Au retour des vacances de la Toussaint, soit au milieu du semestre de cours : surprise ! La DRH me contacte pour me signifier que mon statut de vacataire n’est pas valide car je ne suis plus étudiante dans mon précédent master 2 (dont j’avais fourni le certificat de scolarité et dont je ne recevrai les résultats que courant décembre), et qu’il est donc impossible pour l’université de me payer les heures de cours données et à venir. C’est donc la panique, la seule solution qui émerge grâce aux soutiens des enseignants de mon département est de m’inscrire dans un nouveau master 2 (en payant les droits d’inscription le plus rapidement possible), afin de me permettre de pouvoir tout simplement toucher la rémunération des heures de cours assurées. N’ayant aucune ressource personnelle, ce sont mes parents qui me payeront mon inscription à l’université. Mon contrat de travail est enfin validé début décembre par l’université, et mes heures me sont payées en février.

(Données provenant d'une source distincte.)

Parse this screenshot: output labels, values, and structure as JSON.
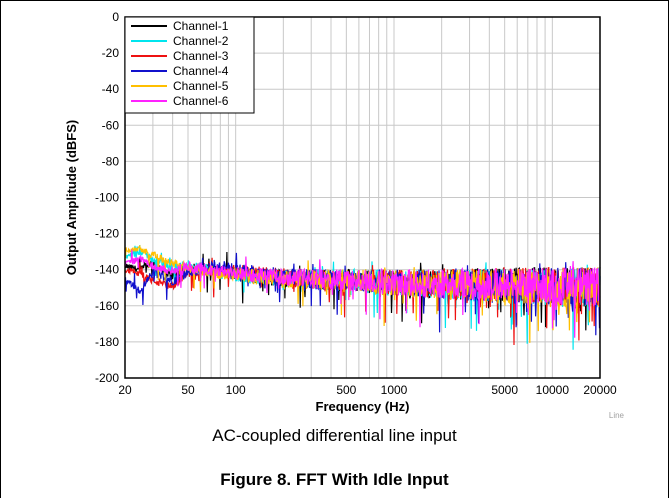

Un plan c’est profilé : un titulaire me propose de partager des heures de cours avec lui au second semestre, et a besoin que je le dépanne dans le cadre d’un TD où des intervenants extérieurs viennent présenter leurs métiers. C’est un secteur dans lequel j’ai de l’expérience et qui m’intéresse, je suis disponible et motivée pour effectuer ces heures de cours, mais voilà un autre problème se pose : celui de la limite des 96h par an (pour les enseignants vacataires).

A la fin du 1er semestre, j’avais effectué 84h. Le titulaire me propose de donner 10h de cours, et de le remplacer durant 4 séances (d’1h45) pour accueillir les intervenants. Je dépasse la limite légale et l’université refuse que les vacataires enseignants dépassent cette limite car elle ne souhaite pas –pour des raisons budgétaires- payer de cotisations. La solution que propose le titulaire est de déclarer pour son compte mes heures de travail en tant qu’heures supplémentaires travaillées. Du fait de nombreux problèmes de contrat de travail, cette déclaration est une pratique régulièrement utilisée, pour remédier officieusement aux problèmes administratifs et de politique d’emploi de l’université. Ma rémunération me sera versée plusieurs mois après la fin de mon travail.

Titulaires, contractuels et vacataires, dans l’enseignement comme dans les services administratifs, nous faisons tous les frais d’un manque de moyens et d’aberrations normatives au quotidien qui entravent notre travail quotidien.